A conceptual design methodology for evaluation of alternate propulsion system modifications on small aircraft

Conceptual design is often considered to be the most important step in the design of a new product or the modification of an existing product. The important steps in this conceptual design phase is the synthesis of potential solutions into concepts, the evaluation of these concepts within a repeatable and robust design methodology framework and analysis to identify and characterise the preferred solution concept. This research has arisen from problems associated with developing aircraft-based design modification concepts and predicting the impact of these changes as they propagate or flow down through the various aircraft subsystems, impacting engineering design, and leading to certification and operations challenges. This research problem is particularly evident in highly integrated systems such as high-performance military aircraft, helicopters, and complex civil aircraft. To illustrate this methodology the author has selected two case studies which apply two different alternate propulsion system technologies to small aircraft. These case studies were selected to provide a diverse design modification space encompassing differing aircraft roles and mission types, differing technologies and subsystems integration scope, and different data sources collection and analysis methods.

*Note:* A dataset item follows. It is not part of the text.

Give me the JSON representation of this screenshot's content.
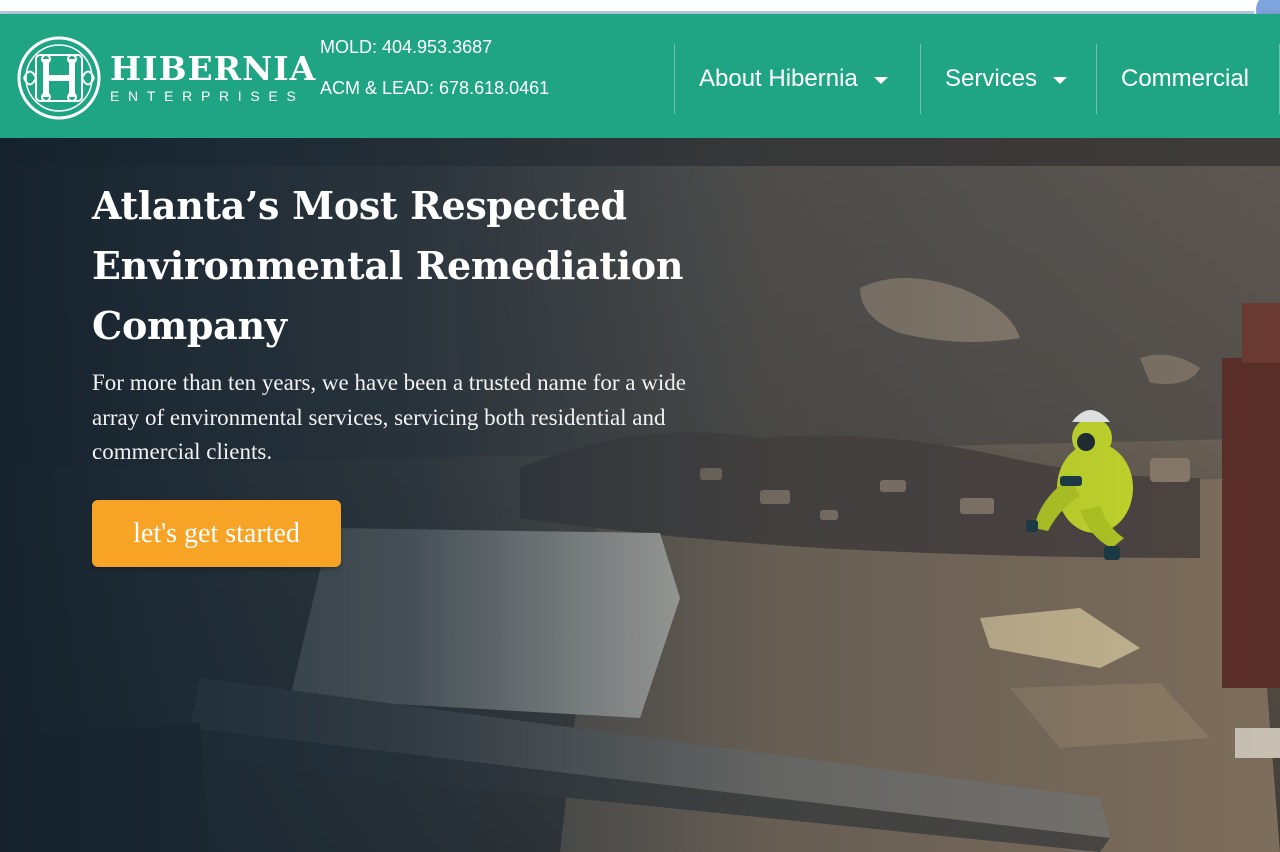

In order to combine the elements of design synthesis, evaluation of concept alternatives and analysis of outputs, this thesis has formulated a matrix-based conceptual design methodology. This methodology extends current knowledge by implementing the concepts of design synthesis, evaluation and analysis as an iterative process, and building and linking together existing techniques. This new methodology combined various techniques and methods such as Quality Function Deployment (QFD), quantified morphological matrices (QMM), Pugh’s decision matrices, change options Multiple-Domain Matrices (MDM), and has adapted the Change Propagation Method (CPM).

The second extension to current knowledge in this area was the development of Engineering and Certification Domain Mapping Matrix (DMM) techniques based on Design Structure Matrices (DSM). This extension into engineering and certification domain was undertaken to ensure that important modification-related risks and costs were incorporated into the early stages of design. The extension adopted existing DSM and DMM-based techniques and tools to evaluate the impact of changes to subsystems and hence impact of risks and costs resulting from aircraft modifications using change propagation method analysis techniques.

The validation of this conceptual design methodology was achieved by verifying and assessing the adequacy of its application through an analysis process which examined (1) coverage of the design space attributes; (2) validation of the methodology against accepted scientific and industry conceptual design frameworks; and (3) confirmation of the existing techniques, structures and tools applied within the methodology.